Skip to main content

Dataset Creation and Anonymization Process

This guide outlines the steps for creating and anonymizing datasets within AI Studio. It covers the process of uploading data, selecting specific tables and columns, applying filters, anonymizing sensitive information, and exporting the final dataset.


Steps to Create a Dataset Using Integration

The process of dataset creation involves five key steps. Below is a detailed walkthrough of each stage:

Step 1: Configuration

  • Upload a Dataset File: The first step is to either upload a new dataset or choose an existing one from the database.
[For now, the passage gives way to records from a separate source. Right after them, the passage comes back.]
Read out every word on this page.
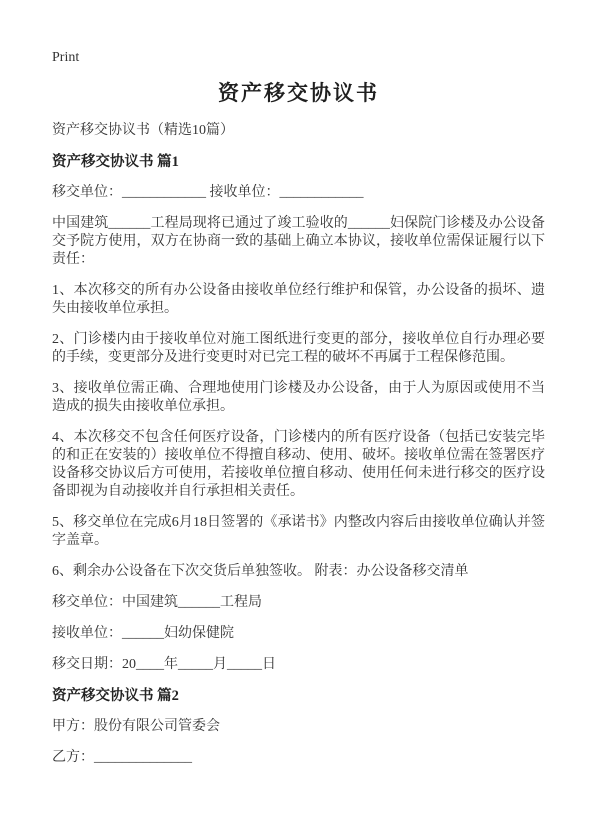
Print
资产移交协议书

资产移交协议书（精选10篇）

资产移交协议书 篇1

移交单位：____________ 接收单位：____________

中国建筑______工程局现将已通过了竣工验收的______妇保院门诊楼及办公设备交予院方使用，双方在协商一致的基础上确立本协议，接收单位需保证履行以下责任：

1、本次移交的所有办公设备由接收单位经行维护和保管，办公设备的损坏、遗失由接收单位承担。

2、门诊楼内由于接收单位对施工图纸进行变更的部分，接收单位自行办理必要的手续，变更部分及进行变更时对已完工程的破坏不再属于工程保修范围。

3、接收单位需正确、合理地使用门诊楼及办公设备，由于人为原因或使用不当造成的损失由接收单位承担。

4、本次移交不包含任何医疗设备，门诊楼内的所有医疗设备（包括已安装完毕的和正在安装的）接收单位不得擅自移动、使用、破坏。接收单位需在签署医疗设备移交协议后方可使用，若接收单位擅自移动、使用任何未进行移交的医疗设备即视为自动接收并自行承担相关责任。

5、移交单位在完成6月18日签署的《承诺书》内整改内容后由接收单位确认并签字盖章。

6、剩余办公设备在下次交货后单独签收。 附表：办公设备移交清单

移交单位：中国建筑______工程局

接收单位：______妇幼保健院

移交日期：20____年_____月_____日

资产移交协议书 篇2

甲方：股份有限公司管委会

乙方：______________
You have two primary options:
    • File Upload: Click or drag your dataset files into the designated upload area.
    • Database Integration: Select a pre-configured database (like MySQL) to directly pull data from it.
tip

You can either upload new files or choose datasets that are already available within your workspace.
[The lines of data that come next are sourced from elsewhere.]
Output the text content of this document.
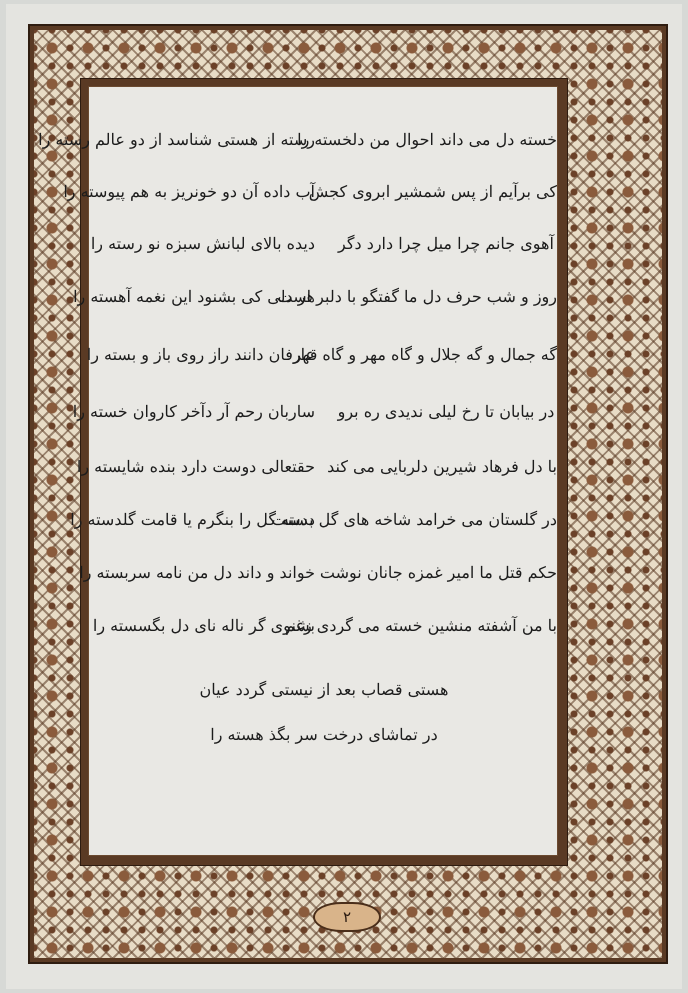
خسته دل می داند احوال من دلخسته را
رسته از هستی شناسد از دو عالم رسته را
کی برآیم از پس شمشیر ابروی کجش
آب داده آن دو خونریز به هم پیوسته را
آهوی جانم چرا میل چرا دارد دگر
دیده بالای لبانش سبزه نو رسته را
روز و شب حرف دل ما گفتگو با دلبر است
هر دلی کی بشنود این نغمه آهسته را
گه جمال و گه جلال و گاه مهر و گاه قهر
عارفان دانند راز روی باز و بسته را
در بیابان تا رخ لیلی ندیدی ره برو
ساربان رحم آر دآخر کاروان خسته را
با دل فرهاد شیرین دلربایی می کند
حقتعالی دوست دارد بنده شایسته را
در گلستان می خرامد شاخه های گل بدست
دسته گل را بنگرم یا قامت گلدسته را
حکم قتل ما امیر غمزه جانان نوشت
خواند و داند دل من نامه سربسته را
با من آشفته منشین خسته می گردی زغم
بشنوی گر ناله نای دل بگسسته را
هستی قصاب بعد از نیستی گردد عیان
در تماشای درخت سر بگذ هسته را
۲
Step 2: Select Tables and Columns

  • Choose Tables and Columns: After uploading or selecting your dataset, proceed to pick the specific tables and columns you want to include in your dataset.
    • You can either select individual tables or opt to include all tables and columns.
    • Refine your dataset by picking only the columns that are relevant to your task.
tip

By selecting only the necessary columns, you can create a more focused and precise dataset.


Step 3: Apply Filters

  • Apply Filters: To further refine your dataset, apply filters on the selected columns.
    • You can add multiple filters based on specific criteria to extract the most relevant data.
tip

Using filters ensures that you only retrieve the data that is most useful for your analysis, eliminating unnecessary information.


Step 4: Data Anonymization

  • Anonymize Sensitive Data: In this step, you will apply anonymization methods to sensitive data fields to ensure privacy.
    • Set up transformers to anonymize personal information and other sensitive fields.
    • Choose the right anonymization approach based on the privacy needs of your data.
tip

Anonymization helps protect sensitive data while ensuring that it is still usable for analysis and other purposes.


Step 5: Export the Dataset

  • Export the Dataset: In the final step, you will export your anonymized dataset in the format you prefer:
    • JSON
    • CSV
    • JSONL

You can select the export type, either as a table or as a downloadable dataset file. Once you've selected the export format, generate the final dataset based on your configured settings.

tip

Choose the export format that best suits your needs for future use or integration with other systems.


Generating Your Dataset

After completing all five steps, you will be able to generate your customized and anonymized dataset in your chosen format. Whether it's JSON, CSV, or JSONL, your final dataset will be ready for use in your AI projects.